One recent survey found that 72 percent of adults 50 and older wished they had a better understanding of Medicare coverage. In another survey, more than 50 percent of seniors stated that choosing the right plan during Open Enrollment was confusing, and 35 percent stated that they were not prepared to choose a plan that was right for them. And, according to the Medicare Rights Center, confusion about enrollment is an ongoing concern for people who call its national Medicare helpline.

All of this confusion is understandable when you consider how many seniors lack even a basic understanding of the fundamentals of Medicare. Consider these statistics:

  • More than half of seniors do not know that Medicare Part B is not free.
  • Almost 60 percent incorrectly thought that Medicare paid for long-term nursing-home care.
  • 56 percent of Medicare beneficiaries don’t know what a deductible is, while 69 percent are unfamiliar with coinsurance.

There is also confusion among members as to when to enroll in Medicare. The rules and timelines that govern enrollment are so complicated that many seniors miss sign-up deadlines. Variables that impact when seniors enroll include working past age 65, remaining on a company health plan, and being self-employed or an early retiree who buys individual coverage on the health care exchange. Because of this confusion, more than 700,000 Medicare beneficiaries are forced to pay financial penalties for failing to sign up for Part B when they were first eligible.
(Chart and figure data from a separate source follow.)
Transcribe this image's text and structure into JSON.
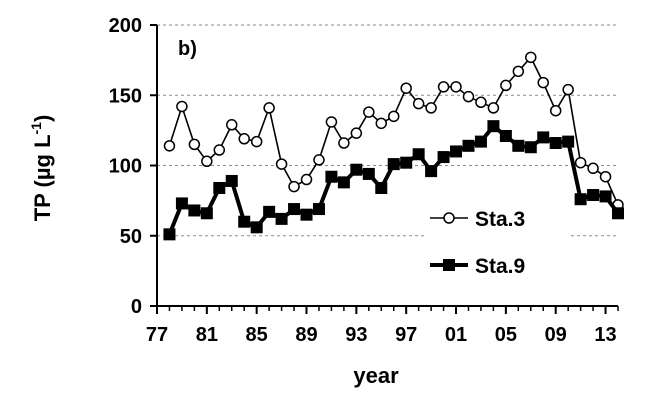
{
  "chart_data": {
    "type": "line",
    "panel_label": "b)",
    "xlabel": "year",
    "ylabel_main": "TP (µg L",
    "ylabel_sup": "-1",
    "ylabel_close": ")",
    "ylim": [
      0,
      200
    ],
    "yticks": [
      "0",
      "50",
      "100",
      "150",
      "200"
    ],
    "xlim": [
      1977,
      2014
    ],
    "xticks": [
      {
        "year": 1977,
        "label": "77"
      },
      {
        "year": 1981,
        "label": "81"
      },
      {
        "year": 1985,
        "label": "85"
      },
      {
        "year": 1989,
        "label": "89"
      },
      {
        "year": 1993,
        "label": "93"
      },
      {
        "year": 1997,
        "label": "97"
      },
      {
        "year": 2001,
        "label": "01"
      },
      {
        "year": 2005,
        "label": "05"
      },
      {
        "year": 2009,
        "label": "09"
      },
      {
        "year": 2013,
        "label": "13"
      }
    ],
    "grid": "horizontal-dashed",
    "legend_position": "bottom-right",
    "series": [
      {
        "name": "Sta.3",
        "marker": "open-circle",
        "color": "#000000",
        "x": [
          1978,
          1979,
          1980,
          1981,
          1982,
          1983,
          1984,
          1985,
          1986,
          1987,
          1988,
          1989,
          1990,
          1991,
          1992,
          1993,
          1994,
          1995,
          1996,
          1997,
          1998,
          1999,
          2000,
          2001,
          2002,
          2003,
          2004,
          2005,
          2006,
          2007,
          2008,
          2009,
          2010,
          2011,
          2012,
          2013,
          2014
        ],
        "y": [
          114,
          142,
          115,
          103,
          111,
          129,
          119,
          117,
          141,
          101,
          85,
          90,
          104,
          131,
          116,
          123,
          138,
          130,
          135,
          155,
          144,
          141,
          156,
          156,
          149,
          145,
          141,
          157,
          167,
          177,
          159,
          139,
          154,
          102,
          98,
          92,
          72
        ]
      },
      {
        "name": "Sta.9",
        "marker": "filled-square",
        "color": "#000000",
        "x": [
          1978,
          1979,
          1980,
          1981,
          1982,
          1983,
          1984,
          1985,
          1986,
          1987,
          1988,
          1989,
          1990,
          1991,
          1992,
          1993,
          1994,
          1995,
          1996,
          1997,
          1998,
          1999,
          2000,
          2001,
          2002,
          2003,
          2004,
          2005,
          2006,
          2007,
          2008,
          2009,
          2010,
          2011,
          2012,
          2013,
          2014
        ],
        "y": [
          51,
          73,
          68,
          66,
          84,
          89,
          60,
          56,
          67,
          62,
          69,
          65,
          69,
          92,
          88,
          97,
          94,
          84,
          101,
          102,
          108,
          96,
          106,
          110,
          114,
          117,
          128,
          121,
          114,
          113,
          120,
          116,
          117,
          76,
          79,
          78,
          66
        ]
      }
    ]
  }
}
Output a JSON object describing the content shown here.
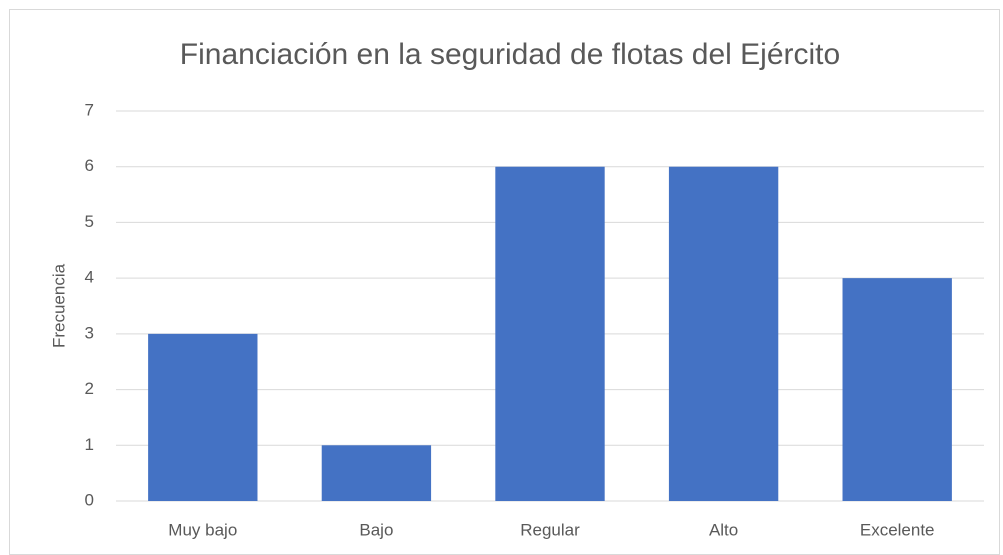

When members lack the knowledge to make an informed decision about their Medicare coverage, they tend to seek guidance from the MA plans they are most familiar with (Humana, United Healthcare, etc.) because these plans have the highest brand recognition. As a result, providing basic information about Medicare that is accessible, clear and concise should be a top priority for any plan hoping to retain its members.


Many seniors start researching, planning and considering their Medicare options years before they become Medicare-eligible at age 65. Although it is true that 33 percent of members start researching Medicare within 12 months of their 65th birthday, an equal or even greater number start their research much earlier. For example, one study found that 32 percent of members start their research between ages 58-63.

By reaching out to members in their late 50s and early 60s, health plans have the opportunity to position themselves as a trusted source of information early in the process. Health plans that do not communicate with these Medicare “early birds” risk losing the interest of these high-priority prospects and eventually their business.


Investing in specific strategies to reduce churn and increase loyalty among members who are aging into Medicare is well worth the effort. Health plans can dramatically improve their chances of success by increasing awareness of their Medicare offerings, becoming a trusted Medicare resource and engaging earlier in the process to leverage the interest of proactive members.